CedarCreek wished me luck as I left the car, heading to the start. He suggested that I not make any mistakes and just enjoy myself. I chuckled and mentioned that it is hard to make mistakes when you are walking. How ironic that comment is now.
I did take it very slow, and was overly cautious on selecting physically easier routes. I often repeat a saying I learned from my sage, Peter Plunket-Cole. After having Orienteered together, once or twice every weekend for 4 months, met every Wednesday for training sessions, and of course, physically trained, individually, all of the other days, Peter, I and other OCIN fanatics met, after a four week lull of zero Orienteering, to travel to the USOF relay championships in PA. He greeted me by saying, "I have forgotten how to Orienteer."

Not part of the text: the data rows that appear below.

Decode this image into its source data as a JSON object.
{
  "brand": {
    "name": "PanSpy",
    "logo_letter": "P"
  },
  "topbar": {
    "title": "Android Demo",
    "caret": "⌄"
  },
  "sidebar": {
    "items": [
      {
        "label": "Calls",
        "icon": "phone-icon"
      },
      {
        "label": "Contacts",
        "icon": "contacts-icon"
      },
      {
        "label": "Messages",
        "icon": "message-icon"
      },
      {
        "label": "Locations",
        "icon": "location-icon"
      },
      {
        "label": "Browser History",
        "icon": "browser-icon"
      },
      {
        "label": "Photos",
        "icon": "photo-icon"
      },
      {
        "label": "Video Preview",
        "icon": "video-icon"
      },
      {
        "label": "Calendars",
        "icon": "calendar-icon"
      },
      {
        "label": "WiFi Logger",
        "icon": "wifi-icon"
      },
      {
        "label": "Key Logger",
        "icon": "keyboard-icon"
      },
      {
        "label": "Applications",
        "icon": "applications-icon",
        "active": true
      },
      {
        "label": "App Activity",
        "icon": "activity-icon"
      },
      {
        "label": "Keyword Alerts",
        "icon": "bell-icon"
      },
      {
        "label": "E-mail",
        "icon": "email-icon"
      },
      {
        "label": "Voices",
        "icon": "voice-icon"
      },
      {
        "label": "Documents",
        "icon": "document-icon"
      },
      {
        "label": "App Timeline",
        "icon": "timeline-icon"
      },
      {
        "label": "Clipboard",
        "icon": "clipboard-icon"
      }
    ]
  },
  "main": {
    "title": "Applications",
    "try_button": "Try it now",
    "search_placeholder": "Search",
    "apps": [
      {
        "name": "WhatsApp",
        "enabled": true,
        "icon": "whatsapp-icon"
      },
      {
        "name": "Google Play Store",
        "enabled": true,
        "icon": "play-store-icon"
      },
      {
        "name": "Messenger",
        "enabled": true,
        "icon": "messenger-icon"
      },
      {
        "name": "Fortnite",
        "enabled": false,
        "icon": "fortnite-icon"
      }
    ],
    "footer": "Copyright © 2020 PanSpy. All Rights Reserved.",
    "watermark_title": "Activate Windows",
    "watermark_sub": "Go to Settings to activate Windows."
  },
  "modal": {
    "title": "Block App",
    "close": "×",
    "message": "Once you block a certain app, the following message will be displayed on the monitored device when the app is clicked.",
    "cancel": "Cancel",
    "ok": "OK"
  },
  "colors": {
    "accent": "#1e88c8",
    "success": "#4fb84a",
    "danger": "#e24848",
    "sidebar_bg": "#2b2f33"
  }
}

At first I missed his meaning, waiting for the rest of the joke. But I soon realized what he meant, and it has stayed with me for 25 years. Our sharpest abilities are like artifacts in a pristine home, each clean, glistening, and in excellent repair when properly attended to and maintained. But unperceptively and immediately the luster is lost and tarnished from a single missed day. The patina builds, the neglect compounds, until it is obvious that a negative change has occurred. There wasn’t a moment in time it happened, it just does, a process, which is countered only with effort.
Peter taught me that not just our physical ability but our mental skills deteriorate quickly without regular attention. Mistakes measured in seconds could now easily double in time due to our lack of training, making us each 100% worse than we were when we last met.
And here I am in Georgia, an Orienteer for over 42 years, nothing left to learn, and yet no luster to be found.
On my first control I took the bent leg lines to be a mandatory route (it bent passed a detailed deep gully), I followed it, it wasn’t a bad route, but I wondered why it was mandatory. I believed the mapped feature for the control, a gully symbol (it was all squiggly and bent) to be a contour line. I was looking in vain for small parallel reentrants when I finally found the gully and it’s many bends. I was misinterpreting the information provided. The tone for the day was set.
On control 5 I completely misread the map, due in part to the mapper’s style, but the fault is mine, the mistake was large, and the day is lost. I attribute a good 10 minutes to that one error. I stand about 16 minutes out of first place. Tonight I wonder, can I, tomorrow, walk faster and benefit from what I now recall about this thing called Orienteering.